Relatedly, in the mental health fields, the predominant way of asking and answering questions about the human condition tends to involve the scientific method. The epitome of this approach is the experiment. In graduate school, we learn that reliance upon controlled experiments allows us to impute cause–effect relationships. By identifying independent and dependent variables, and controlling for extraneous ones, we are able to test our cause–effect hypotheses. Although correlational studies, historical research, and other approaches may be of benefit, we are assured that the experiment represents the ultimate approach to knowledge creation. Other cultures, however, often value different ways of asking and answering questions about the human condition, and different ways of representing knowledge (as do qualitative, feminist, and participatory researchers within American scholarship).

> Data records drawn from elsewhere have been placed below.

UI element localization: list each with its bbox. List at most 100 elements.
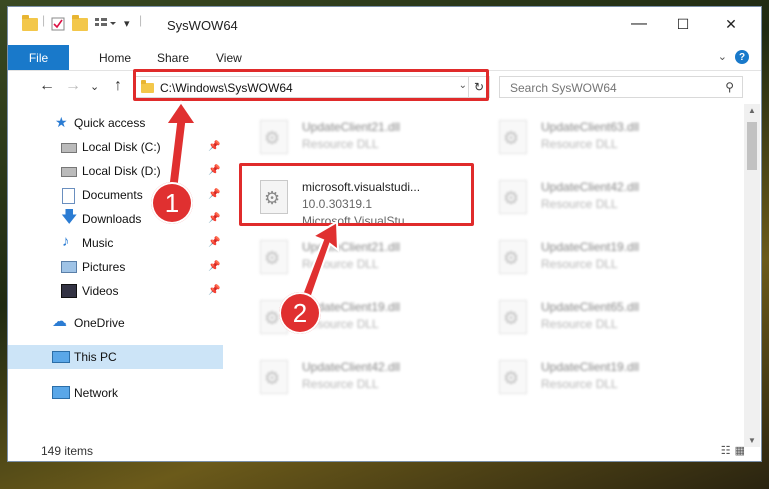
- new-folder-icon[interactable]: [72, 15, 88, 31]
- back-button[interactable]: ←: [39, 77, 55, 95]
- sidebar-item-network[interactable]: Network: [8, 381, 223, 405]
- separator: |: [139, 13, 143, 27]
- file-item[interactable]: ⚙ UpdateClient65.dll Resource DLL: [477, 292, 707, 350]
- sidebar-item-label: Local Disk (C:): [82, 140, 161, 154]
- title-bar: | ▾ | SysWOW64 — ☐ ✕: [8, 7, 761, 41]
- file-name: UpdateClient19.dll: [541, 240, 640, 254]
- sidebar-item-label: Local Disk (D:): [82, 164, 161, 178]
- file-type: Resource DLL: [541, 257, 618, 271]
- pin-icon[interactable]: 📌: [208, 261, 220, 272]
- collapse-ribbon-icon[interactable]: ⌄: [718, 50, 727, 63]
- recent-locations-icon[interactable]: ⌄: [90, 80, 99, 93]
- pin-icon[interactable]: 📌: [208, 213, 220, 224]
- sidebar-item-this-pc[interactable]: This PC: [8, 345, 223, 369]
- file-name: UpdateClient65.dll: [541, 300, 640, 314]
- close-button[interactable]: ✕: [709, 11, 753, 37]
- pin-icon[interactable]: 📌: [208, 189, 220, 200]
- vertical-scrollbar[interactable]: ▲ ▼: [744, 104, 760, 447]
- sidebar-item-label: OneDrive: [74, 316, 125, 330]
- ribbon: File Home Share View ⌄ ?: [8, 41, 761, 71]
- item-count: 149 items: [41, 444, 94, 458]
- gear-icon: ⚙: [264, 308, 281, 328]
- sidebar-item-pictures[interactable]: Pictures 📌: [8, 255, 223, 279]
- minimize-button[interactable]: —: [617, 11, 661, 37]
- file-item[interactable]: ⚙ UpdateClient63.dll Resource DLL: [477, 112, 707, 170]
- gear-icon: ⚙: [503, 308, 520, 328]
- customize-toolbar-icon[interactable]: [94, 16, 116, 30]
- help-icon[interactable]: ?: [735, 50, 749, 64]
- maximize-button[interactable]: ☐: [661, 11, 705, 37]
- separator: |: [42, 13, 46, 27]
- gear-icon: ⚙: [503, 248, 520, 268]
- sidebar-item-label: Pictures: [82, 260, 126, 274]
- file-item[interactable]: ⚙ UpdateClient19.dll Resource DLL: [477, 352, 707, 410]
- step-badge-2: 2: [279, 292, 321, 334]
- properties-icon[interactable]: [50, 16, 66, 31]
- gear-icon: ⚙: [503, 368, 520, 388]
- pin-icon[interactable]: 📌: [208, 285, 220, 296]
- drive-icon: [61, 143, 77, 153]
- sidebar-item-label: Videos: [82, 284, 119, 298]
- sidebar-item-quick-access[interactable]: ★ Quick access: [8, 111, 223, 135]
- sidebar-item-label: This PC: [74, 350, 117, 364]
- sidebar-item-label: Music: [82, 236, 114, 250]
- file-item[interactable]: ⚙ UpdateClient42.dll Resource DLL: [477, 172, 707, 230]
- up-button[interactable]: ↑: [114, 77, 122, 95]
- file-list: ⚙ UpdateClient21.dll Resource DLL ⚙ micr…: [233, 104, 738, 429]
- documents-icon: [62, 188, 75, 204]
- scroll-thumb[interactable]: [747, 122, 757, 170]
- search-box[interactable]: ⚲: [499, 76, 743, 99]
- music-icon: ♪: [62, 233, 70, 250]
- window-title: SysWOW64: [167, 18, 238, 33]
- sidebar-item-videos[interactable]: Videos 📌: [8, 279, 223, 303]
- view-toggle-icons[interactable]: ☷▦: [721, 444, 749, 457]
- tab-share[interactable]: Share: [157, 51, 189, 65]
- file-name: UpdateClient21.dll: [302, 120, 401, 134]
- file-item[interactable]: ⚙ UpdateClient21.dll Resource DLL: [238, 232, 468, 290]
- file-item[interactable]: ⚙ UpdateClient19.dll Resource DLL: [238, 292, 468, 350]
- file-name: UpdateClient42.dll: [302, 360, 401, 374]
- file-name: UpdateClient42.dll: [541, 180, 640, 194]
- file-name: UpdateClient19.dll: [541, 360, 640, 374]
- quick-access-dropdown-icon[interactable]: ▾: [124, 17, 130, 30]
- gear-icon: ⚙: [264, 368, 281, 388]
- sidebar-item-label: Quick access: [74, 116, 146, 130]
- drive-icon: [61, 167, 77, 177]
- file-name: UpdateClient63.dll: [541, 120, 640, 134]
- file-type: Resource DLL: [541, 377, 618, 391]
- tab-view[interactable]: View: [216, 51, 242, 65]
- file-type: Resource DLL: [541, 197, 618, 211]
- network-icon: [52, 386, 70, 399]
- pin-icon[interactable]: 📌: [208, 237, 220, 248]
- file-type: Resource DLL: [302, 377, 379, 391]
- file-item[interactable]: ⚙ UpdateClient19.dll Resource DLL: [477, 232, 707, 290]
- sidebar-item-local-disk-c[interactable]: Local Disk (C:) 📌: [8, 135, 223, 159]
- tab-home[interactable]: Home: [99, 51, 131, 65]
- file-type: Resource DLL: [302, 257, 379, 271]
- search-input[interactable]: [500, 77, 722, 99]
- videos-icon: [61, 284, 77, 298]
- file-item[interactable]: ⚙ UpdateClient42.dll Resource DLL: [238, 352, 468, 410]
- gear-icon: ⚙: [264, 128, 281, 148]
- status-bar: 149 items ☷▦: [8, 439, 761, 461]
- file-type: Resource DLL: [302, 137, 379, 151]
- navigation-pane: ★ Quick access Local Disk (C:) 📌 Local D…: [8, 104, 223, 429]
- pin-icon[interactable]: 📌: [208, 165, 220, 176]
- file-tab[interactable]: File: [8, 45, 69, 70]
- pictures-icon: [61, 261, 77, 273]
- sidebar-item-music[interactable]: ♪ Music 📌: [8, 231, 223, 255]
- forward-button[interactable]: →: [65, 77, 81, 95]
- sidebar-item-onedrive[interactable]: ☁ OneDrive: [8, 311, 223, 335]
- gear-icon: ⚙: [503, 128, 520, 148]
- address-highlight-box: [133, 69, 489, 101]
- pin-icon[interactable]: 📌: [208, 141, 220, 152]
- sidebar-item-local-disk-d[interactable]: Local Disk (D:) 📌: [8, 159, 223, 183]
- scroll-up-icon[interactable]: ▲: [748, 106, 756, 115]
- file-name: UpdateClient21.dll: [302, 240, 401, 254]
- search-icon: ⚲: [725, 80, 734, 94]
- file-item[interactable]: ⚙ UpdateClient21.dll Resource DLL: [238, 112, 468, 170]
- file-type: Resource DLL: [541, 137, 618, 151]
- file-type: Resource DLL: [541, 317, 618, 331]
- cloud-icon: ☁: [52, 313, 67, 330]
- step-badge-1: 1: [151, 182, 193, 224]
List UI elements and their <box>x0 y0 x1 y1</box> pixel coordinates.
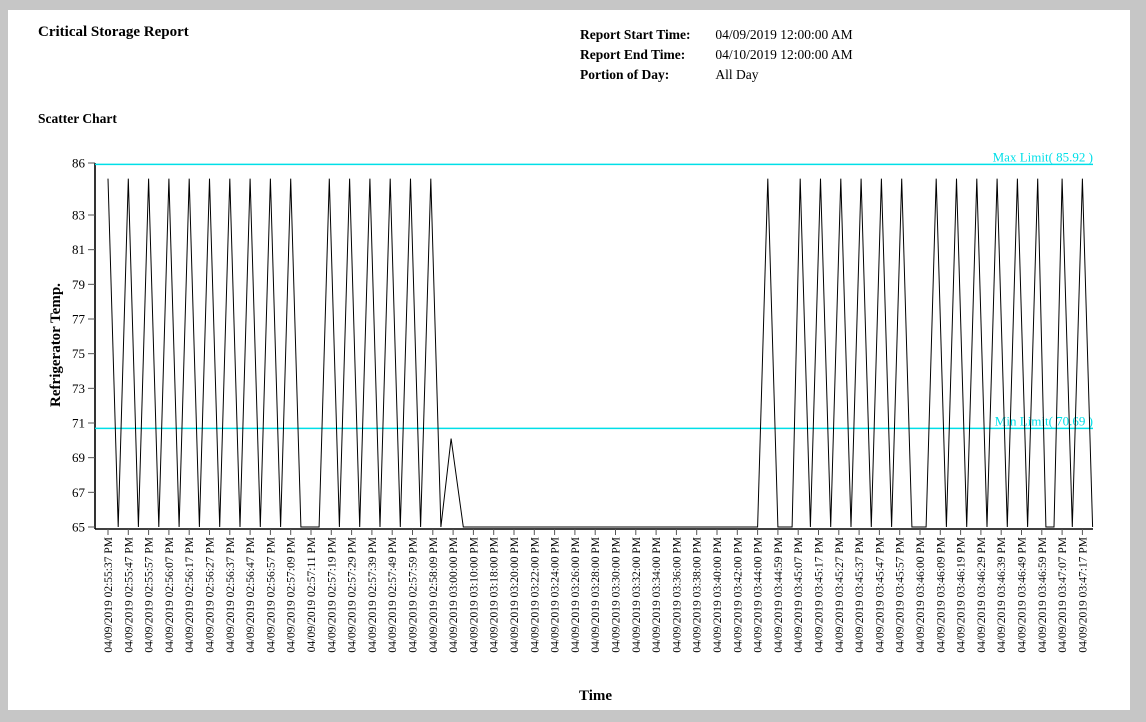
x-tick-label: 04/09/2019 03:44:59 PM <box>773 537 785 653</box>
y-tick-label: 67 <box>72 485 86 500</box>
x-tick-label: 04/09/2019 02:56:57 PM <box>265 537 277 653</box>
report-page: Critical Storage Report Report Start Tim… <box>8 10 1130 710</box>
x-tick-label: 04/09/2019 03:38:00 PM <box>692 537 704 653</box>
x-tick-label: 04/09/2019 03:42:00 PM <box>732 537 744 653</box>
y-tick-label: 71 <box>72 416 85 431</box>
y-tick-label: 73 <box>72 381 85 396</box>
x-tick-label: 04/09/2019 03:44:00 PM <box>753 537 765 653</box>
x-tick-label: 04/09/2019 03:20:00 PM <box>509 537 521 653</box>
x-tick-label: 04/09/2019 03:45:17 PM <box>814 537 826 653</box>
x-tick-label: 04/09/2019 02:56:37 PM <box>225 537 237 653</box>
x-tick-label: 04/09/2019 03:22:00 PM <box>529 537 541 653</box>
x-tick-label: 04/09/2019 03:45:27 PM <box>834 537 846 653</box>
x-tick-label: 04/09/2019 03:46:19 PM <box>956 537 968 653</box>
x-tick-label: 04/09/2019 02:56:47 PM <box>245 537 257 653</box>
x-tick-label: 04/09/2019 03:28:00 PM <box>590 537 602 653</box>
x-tick-label: 04/09/2019 03:45:07 PM <box>793 537 805 653</box>
x-tick-label: 04/09/2019 02:57:19 PM <box>326 537 338 653</box>
x-tick-label: 04/09/2019 03:47:17 PM <box>1077 537 1089 653</box>
x-tick-label: 04/09/2019 03:45:37 PM <box>854 537 866 653</box>
x-tick-label: 04/09/2019 03:45:57 PM <box>895 537 907 653</box>
y-tick-label: 77 <box>72 312 86 327</box>
x-tick-label: 04/09/2019 03:18:00 PM <box>489 537 501 653</box>
x-tick-label: 04/09/2019 03:47:07 PM <box>1057 537 1069 653</box>
temperature-series-line <box>108 179 1093 527</box>
x-tick-label: 04/09/2019 03:46:00 PM <box>915 537 927 653</box>
x-tick-label: 04/09/2019 03:46:09 PM <box>935 537 947 653</box>
y-tick-label: 69 <box>72 450 85 465</box>
y-tick-label: 83 <box>72 208 85 223</box>
max-limit-label: Max Limit( 85.92 ) <box>993 149 1093 164</box>
y-axis-title: Refrigerator Temp. <box>48 283 64 407</box>
x-tick-label: 04/09/2019 02:55:47 PM <box>123 537 135 653</box>
x-tick-label: 04/09/2019 02:57:11 PM <box>306 537 318 652</box>
y-axis-ticks: 65 67 69 71 73 75 77 79 81 83 86 <box>72 156 95 535</box>
x-tick-label: 04/09/2019 02:56:17 PM <box>184 537 196 653</box>
x-tick-label: 04/09/2019 03:46:59 PM <box>1037 537 1049 653</box>
x-tick-label: 04/09/2019 02:58:09 PM <box>428 537 440 653</box>
x-tick-label: 04/09/2019 03:46:29 PM <box>976 537 988 653</box>
x-tick-label: 04/09/2019 03:24:00 PM <box>550 537 562 653</box>
scatter-chart: 65 67 69 71 73 75 77 79 81 83 86 04/09/2019 02:55:3… <box>8 10 1130 710</box>
x-axis-ticks: 04/09/2019 02:55:37 PM 04/09/2019 02:55:4… <box>103 529 1089 653</box>
x-tick-label: 04/09/2019 02:57:39 PM <box>367 537 379 653</box>
x-tick-label: 04/09/2019 03:46:49 PM <box>1017 537 1029 653</box>
x-tick-label: 04/09/2019 03:00:00 PM <box>448 537 460 653</box>
x-axis-title: Time <box>579 688 612 704</box>
y-tick-label: 86 <box>72 156 86 171</box>
x-tick-label: 04/09/2019 03:36:00 PM <box>671 537 683 653</box>
x-tick-label: 04/09/2019 03:45:47 PM <box>874 537 886 653</box>
x-tick-label: 04/09/2019 03:34:00 PM <box>651 537 663 653</box>
x-tick-label: 04/09/2019 02:56:27 PM <box>205 537 217 653</box>
x-tick-label: 04/09/2019 02:55:57 PM <box>144 537 156 653</box>
x-tick-label: 04/09/2019 03:10:00 PM <box>468 537 480 653</box>
x-tick-label: 04/09/2019 03:32:00 PM <box>631 537 643 653</box>
x-tick-label: 04/09/2019 02:57:29 PM <box>347 537 359 653</box>
x-tick-label: 04/09/2019 03:40:00 PM <box>712 537 724 653</box>
x-tick-label: 04/09/2019 02:57:59 PM <box>408 537 420 653</box>
x-tick-label: 04/09/2019 02:55:37 PM <box>103 537 115 653</box>
y-tick-label: 81 <box>72 242 85 257</box>
x-tick-label: 04/09/2019 02:56:07 PM <box>164 537 176 653</box>
y-tick-label: 65 <box>72 520 85 535</box>
x-tick-label: 04/09/2019 03:26:00 PM <box>570 537 582 653</box>
x-tick-label: 04/09/2019 03:30:00 PM <box>611 537 623 653</box>
x-tick-label: 04/09/2019 02:57:49 PM <box>387 537 399 653</box>
x-tick-label: 04/09/2019 03:46:39 PM <box>996 537 1008 653</box>
x-tick-label: 04/09/2019 02:57:09 PM <box>286 537 298 653</box>
y-tick-label: 75 <box>72 346 85 361</box>
y-tick-label: 79 <box>72 277 85 292</box>
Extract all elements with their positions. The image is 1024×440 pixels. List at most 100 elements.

Experiments, linear thinking, and problem‐solving are not inherently problematic, of course; when applied within an appropriate context, they are useful tools. Rather, the problem is that the life experiences and feelings of diverse human beings and communities are often not the appropriate context. Moreover, an emphasis on symbolic logic contrasts markedly with the philosophies of many cultures that live according to a more nonlinear, holistic, impressionistic, and harmonious approach (Sue, 2015). For example, American Indian worldviews emphasize harmonious aspects of the world, intuitive functioning, and a holistic approach—a worldview characterized by creative activities and understandings rather than analytical frameworks. Thus, when American Indians participate in therapy, a distinctly analytic approach may clash with their basic philosophy of life (Garrett & Portman, 2011) and lead conventional linear‐thinking therapists to erroneous conclusions about them.